A doença de Paget pode afetar qualquer osso, mas os ossos mais comumente afetados são os ossos da pelve, da coxa (fêmur) e do crânio. Os ossos da canela (tíbia), coluna (vértebras), colar cervical (clavícula) e da parte superior do braço (úmero) são menos comumente afetados.

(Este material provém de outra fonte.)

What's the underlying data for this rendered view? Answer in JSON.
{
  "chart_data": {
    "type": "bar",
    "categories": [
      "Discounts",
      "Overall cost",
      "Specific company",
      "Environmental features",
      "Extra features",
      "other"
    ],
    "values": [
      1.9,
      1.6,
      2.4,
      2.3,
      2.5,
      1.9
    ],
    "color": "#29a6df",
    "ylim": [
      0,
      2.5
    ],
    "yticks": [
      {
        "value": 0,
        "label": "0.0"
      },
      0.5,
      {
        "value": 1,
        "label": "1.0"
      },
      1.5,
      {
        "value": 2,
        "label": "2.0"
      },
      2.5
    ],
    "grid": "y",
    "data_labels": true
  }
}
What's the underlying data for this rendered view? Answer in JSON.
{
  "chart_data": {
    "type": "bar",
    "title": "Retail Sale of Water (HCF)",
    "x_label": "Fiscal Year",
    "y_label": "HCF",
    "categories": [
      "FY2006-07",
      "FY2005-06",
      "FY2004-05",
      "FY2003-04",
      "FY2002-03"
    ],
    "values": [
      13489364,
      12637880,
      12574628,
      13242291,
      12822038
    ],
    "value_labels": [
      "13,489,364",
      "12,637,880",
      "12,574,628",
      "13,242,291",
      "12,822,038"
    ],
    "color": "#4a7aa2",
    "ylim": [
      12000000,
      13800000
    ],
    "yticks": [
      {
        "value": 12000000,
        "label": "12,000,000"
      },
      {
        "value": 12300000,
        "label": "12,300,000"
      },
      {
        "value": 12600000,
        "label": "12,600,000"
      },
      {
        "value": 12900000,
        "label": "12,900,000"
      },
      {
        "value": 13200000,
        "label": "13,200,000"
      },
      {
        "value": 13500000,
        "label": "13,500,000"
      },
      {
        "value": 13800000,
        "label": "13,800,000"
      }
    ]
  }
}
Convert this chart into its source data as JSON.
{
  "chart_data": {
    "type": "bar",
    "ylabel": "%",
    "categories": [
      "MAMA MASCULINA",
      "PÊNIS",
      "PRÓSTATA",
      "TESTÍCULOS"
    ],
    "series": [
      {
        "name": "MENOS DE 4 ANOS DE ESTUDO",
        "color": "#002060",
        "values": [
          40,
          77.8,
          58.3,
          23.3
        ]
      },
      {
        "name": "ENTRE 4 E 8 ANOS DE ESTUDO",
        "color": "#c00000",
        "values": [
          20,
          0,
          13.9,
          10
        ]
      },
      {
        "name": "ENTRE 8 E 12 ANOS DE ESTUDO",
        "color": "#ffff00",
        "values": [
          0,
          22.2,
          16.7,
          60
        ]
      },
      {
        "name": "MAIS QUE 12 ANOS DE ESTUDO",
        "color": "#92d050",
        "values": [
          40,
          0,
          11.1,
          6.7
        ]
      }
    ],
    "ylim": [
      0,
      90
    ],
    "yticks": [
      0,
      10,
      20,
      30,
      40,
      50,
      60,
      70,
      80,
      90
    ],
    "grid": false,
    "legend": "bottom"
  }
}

A doença de Paget raramente ocorre em pessoas com menos de 40 anos. Nos Estados Unidos, cerca de 1% das pessoas com mais de 40 anos têm a doença e sua prevalência aumenta com a idade. No entanto, a prevalência da doença parece estar diminuindo. Homens são 50% mais propensos do que mulheres a desenvolver a doença. A doença de Paget é mais comum na Europa (excluindo a Escandinávia), Austrália e Nova Zelândia.

Causas

Normalmente, as células que degradam ossos velhos (osteoclastos) e as células que formam novos ossos (osteoblastos) trabalham em equilíbrio para manter a estrutura e a integridade óssea. Na doença de Paget, tanto os osteoclastos como os osteoblastos se tornam hiperativos em algumas áreas do osso e a velocidade em que os ossos são degradados e reconstruídos (chamado remodelagem óssea) nessas áreas aumenta significativamente. As áreas superativas aumentam, mas, apesar de serem grandes, são estruturalmente anormais e fracas.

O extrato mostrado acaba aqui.